Clemantiny turned to Miss Salome with an air of surrendering a dearly cherished opinion.

“Well, ma’am, I guess you must be right about his looking like Johnny. I must say I never could see the resemblance, but it may well be there, for he–that very fellow there–and Johnny are first cousins. Their mothers were sisters!”

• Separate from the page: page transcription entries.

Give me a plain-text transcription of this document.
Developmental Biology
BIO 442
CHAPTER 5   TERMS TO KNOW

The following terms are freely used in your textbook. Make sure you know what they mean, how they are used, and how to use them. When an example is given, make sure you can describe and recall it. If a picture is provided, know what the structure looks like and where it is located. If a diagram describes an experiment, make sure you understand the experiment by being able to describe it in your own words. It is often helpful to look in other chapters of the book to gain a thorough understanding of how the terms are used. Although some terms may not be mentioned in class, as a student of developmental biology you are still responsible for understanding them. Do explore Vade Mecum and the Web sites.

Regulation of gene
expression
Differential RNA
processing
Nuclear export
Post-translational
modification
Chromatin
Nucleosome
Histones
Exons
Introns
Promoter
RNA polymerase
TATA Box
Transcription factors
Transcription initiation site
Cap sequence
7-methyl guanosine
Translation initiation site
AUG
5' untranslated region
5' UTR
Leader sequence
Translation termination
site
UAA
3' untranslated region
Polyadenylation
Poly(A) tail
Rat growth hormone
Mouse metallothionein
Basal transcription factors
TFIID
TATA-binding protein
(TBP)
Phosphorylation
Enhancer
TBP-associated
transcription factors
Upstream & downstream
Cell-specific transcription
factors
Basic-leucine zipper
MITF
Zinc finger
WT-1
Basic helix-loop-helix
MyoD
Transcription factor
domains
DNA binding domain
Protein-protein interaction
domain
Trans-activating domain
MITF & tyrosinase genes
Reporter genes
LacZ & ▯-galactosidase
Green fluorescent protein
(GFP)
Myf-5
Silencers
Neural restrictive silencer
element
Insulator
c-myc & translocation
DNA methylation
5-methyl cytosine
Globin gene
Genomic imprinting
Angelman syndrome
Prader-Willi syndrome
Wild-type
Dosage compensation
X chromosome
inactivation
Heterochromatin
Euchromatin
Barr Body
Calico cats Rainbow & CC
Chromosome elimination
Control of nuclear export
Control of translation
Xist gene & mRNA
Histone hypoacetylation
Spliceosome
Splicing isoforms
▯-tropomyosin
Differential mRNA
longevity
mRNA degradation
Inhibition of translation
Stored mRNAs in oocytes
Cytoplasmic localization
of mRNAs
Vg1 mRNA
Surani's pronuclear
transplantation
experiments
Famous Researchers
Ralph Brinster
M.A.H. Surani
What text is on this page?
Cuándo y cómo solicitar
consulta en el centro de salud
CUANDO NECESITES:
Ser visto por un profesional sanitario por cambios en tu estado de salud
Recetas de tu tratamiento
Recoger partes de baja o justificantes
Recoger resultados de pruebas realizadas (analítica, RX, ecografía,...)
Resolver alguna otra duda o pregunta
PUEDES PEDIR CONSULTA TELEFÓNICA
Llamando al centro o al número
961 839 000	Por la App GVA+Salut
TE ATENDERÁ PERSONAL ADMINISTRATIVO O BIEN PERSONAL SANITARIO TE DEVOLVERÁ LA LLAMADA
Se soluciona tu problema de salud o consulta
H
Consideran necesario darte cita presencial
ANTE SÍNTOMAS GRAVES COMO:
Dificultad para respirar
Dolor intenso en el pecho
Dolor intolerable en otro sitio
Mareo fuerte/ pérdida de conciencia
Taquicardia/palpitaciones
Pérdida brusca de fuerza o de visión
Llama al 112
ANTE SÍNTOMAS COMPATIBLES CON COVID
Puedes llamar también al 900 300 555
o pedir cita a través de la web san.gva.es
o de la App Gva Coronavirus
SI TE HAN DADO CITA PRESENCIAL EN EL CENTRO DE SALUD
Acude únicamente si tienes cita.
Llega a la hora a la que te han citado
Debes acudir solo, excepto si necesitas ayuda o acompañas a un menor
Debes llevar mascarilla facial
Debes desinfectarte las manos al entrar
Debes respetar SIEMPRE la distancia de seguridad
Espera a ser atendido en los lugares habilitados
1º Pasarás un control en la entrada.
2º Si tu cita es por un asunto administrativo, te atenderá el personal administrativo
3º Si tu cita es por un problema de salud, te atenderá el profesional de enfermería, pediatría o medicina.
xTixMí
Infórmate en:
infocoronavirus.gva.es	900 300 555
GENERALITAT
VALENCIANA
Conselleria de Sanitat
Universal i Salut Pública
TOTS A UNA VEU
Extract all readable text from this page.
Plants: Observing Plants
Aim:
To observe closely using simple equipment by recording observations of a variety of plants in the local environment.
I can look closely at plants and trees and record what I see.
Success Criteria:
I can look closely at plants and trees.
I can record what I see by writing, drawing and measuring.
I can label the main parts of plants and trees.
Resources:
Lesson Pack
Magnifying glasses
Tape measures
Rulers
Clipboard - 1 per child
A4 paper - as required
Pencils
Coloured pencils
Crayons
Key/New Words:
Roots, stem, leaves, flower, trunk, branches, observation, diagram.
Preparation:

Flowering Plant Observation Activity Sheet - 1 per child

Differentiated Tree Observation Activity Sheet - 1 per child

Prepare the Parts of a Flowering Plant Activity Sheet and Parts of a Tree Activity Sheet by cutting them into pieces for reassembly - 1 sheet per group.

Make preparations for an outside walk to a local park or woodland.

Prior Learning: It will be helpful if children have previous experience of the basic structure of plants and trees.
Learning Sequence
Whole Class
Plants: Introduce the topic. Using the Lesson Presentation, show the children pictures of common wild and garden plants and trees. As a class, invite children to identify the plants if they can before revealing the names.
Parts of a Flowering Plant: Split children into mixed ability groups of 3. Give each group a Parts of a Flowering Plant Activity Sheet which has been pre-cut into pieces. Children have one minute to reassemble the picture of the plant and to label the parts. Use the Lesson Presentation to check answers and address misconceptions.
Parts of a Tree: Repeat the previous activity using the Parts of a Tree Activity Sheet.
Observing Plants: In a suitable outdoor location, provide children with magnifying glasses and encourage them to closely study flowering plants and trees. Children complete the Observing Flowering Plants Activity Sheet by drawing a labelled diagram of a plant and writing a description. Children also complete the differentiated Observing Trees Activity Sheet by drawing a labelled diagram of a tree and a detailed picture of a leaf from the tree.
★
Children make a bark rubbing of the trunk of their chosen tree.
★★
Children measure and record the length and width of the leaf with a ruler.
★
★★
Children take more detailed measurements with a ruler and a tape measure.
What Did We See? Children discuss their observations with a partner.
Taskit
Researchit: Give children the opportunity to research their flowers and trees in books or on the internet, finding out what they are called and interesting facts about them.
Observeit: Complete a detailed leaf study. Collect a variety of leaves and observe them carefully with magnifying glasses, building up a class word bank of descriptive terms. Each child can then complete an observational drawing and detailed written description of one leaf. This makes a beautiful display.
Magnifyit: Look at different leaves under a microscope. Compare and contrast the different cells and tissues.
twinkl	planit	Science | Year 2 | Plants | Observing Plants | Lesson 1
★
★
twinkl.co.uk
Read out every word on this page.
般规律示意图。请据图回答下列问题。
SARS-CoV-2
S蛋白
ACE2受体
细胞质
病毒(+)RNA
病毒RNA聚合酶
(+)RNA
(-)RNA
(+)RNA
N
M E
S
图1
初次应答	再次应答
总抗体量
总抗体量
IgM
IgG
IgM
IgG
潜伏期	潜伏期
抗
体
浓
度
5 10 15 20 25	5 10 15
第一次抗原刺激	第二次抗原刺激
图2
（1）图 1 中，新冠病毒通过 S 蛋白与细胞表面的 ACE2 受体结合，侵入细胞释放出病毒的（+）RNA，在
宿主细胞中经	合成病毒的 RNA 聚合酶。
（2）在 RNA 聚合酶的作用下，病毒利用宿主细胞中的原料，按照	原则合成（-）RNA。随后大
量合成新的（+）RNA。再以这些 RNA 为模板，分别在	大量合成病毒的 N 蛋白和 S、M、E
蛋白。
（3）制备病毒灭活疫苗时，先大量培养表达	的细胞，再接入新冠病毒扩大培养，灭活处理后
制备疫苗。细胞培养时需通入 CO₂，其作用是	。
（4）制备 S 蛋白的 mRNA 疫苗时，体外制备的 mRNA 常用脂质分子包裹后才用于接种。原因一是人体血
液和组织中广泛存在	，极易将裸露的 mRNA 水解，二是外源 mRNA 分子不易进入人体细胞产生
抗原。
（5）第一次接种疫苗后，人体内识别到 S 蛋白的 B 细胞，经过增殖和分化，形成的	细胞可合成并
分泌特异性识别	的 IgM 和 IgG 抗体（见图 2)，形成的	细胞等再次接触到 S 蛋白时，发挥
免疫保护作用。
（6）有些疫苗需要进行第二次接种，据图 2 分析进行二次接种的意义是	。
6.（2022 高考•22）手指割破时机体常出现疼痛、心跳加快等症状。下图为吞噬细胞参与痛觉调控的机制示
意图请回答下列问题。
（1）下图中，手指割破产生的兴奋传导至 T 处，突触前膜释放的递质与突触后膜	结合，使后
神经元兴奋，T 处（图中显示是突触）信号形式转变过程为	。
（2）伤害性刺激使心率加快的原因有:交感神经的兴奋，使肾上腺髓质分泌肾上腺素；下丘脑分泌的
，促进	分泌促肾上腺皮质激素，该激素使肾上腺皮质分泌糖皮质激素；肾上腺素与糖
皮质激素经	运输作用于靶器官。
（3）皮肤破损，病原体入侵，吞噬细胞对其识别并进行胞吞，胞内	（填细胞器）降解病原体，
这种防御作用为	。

“Clemantiny!” exclaimed Miss Salome.

“You may well say ‘Clemantiny.’ Such a coincidence! It doesn’t make you and him any relation, of course–the cousinship is on the mother’s side. But it’s there. Mary Morrow was born and brought up in Hopedale. She went to Upton when I did, and married Oliver Stephens there. Why, I knew his father as well as I know you.”

“This is wonderful,” said Miss Salome. Then she added sorrowfully, “But it doesn’t make your running away right, Chester.”

“Tell us all about it,” demanded Clemantiny, sitting down on the wood-box. “Sit down, boy, sit down–don’t stand there looking as if you were on trial for your life. Tell us all about it.”

Thus adjured, Chester sat down and told them all about it–his moonlight flitting and his adventures in Montrose. Miss Salome exclaimed with horror over the fact of his sleeping in a pile of lumber for seven nights, but Clemantiny listened in silence, never taking her eyes from the boy’s pale face. When Chester finished, she nodded.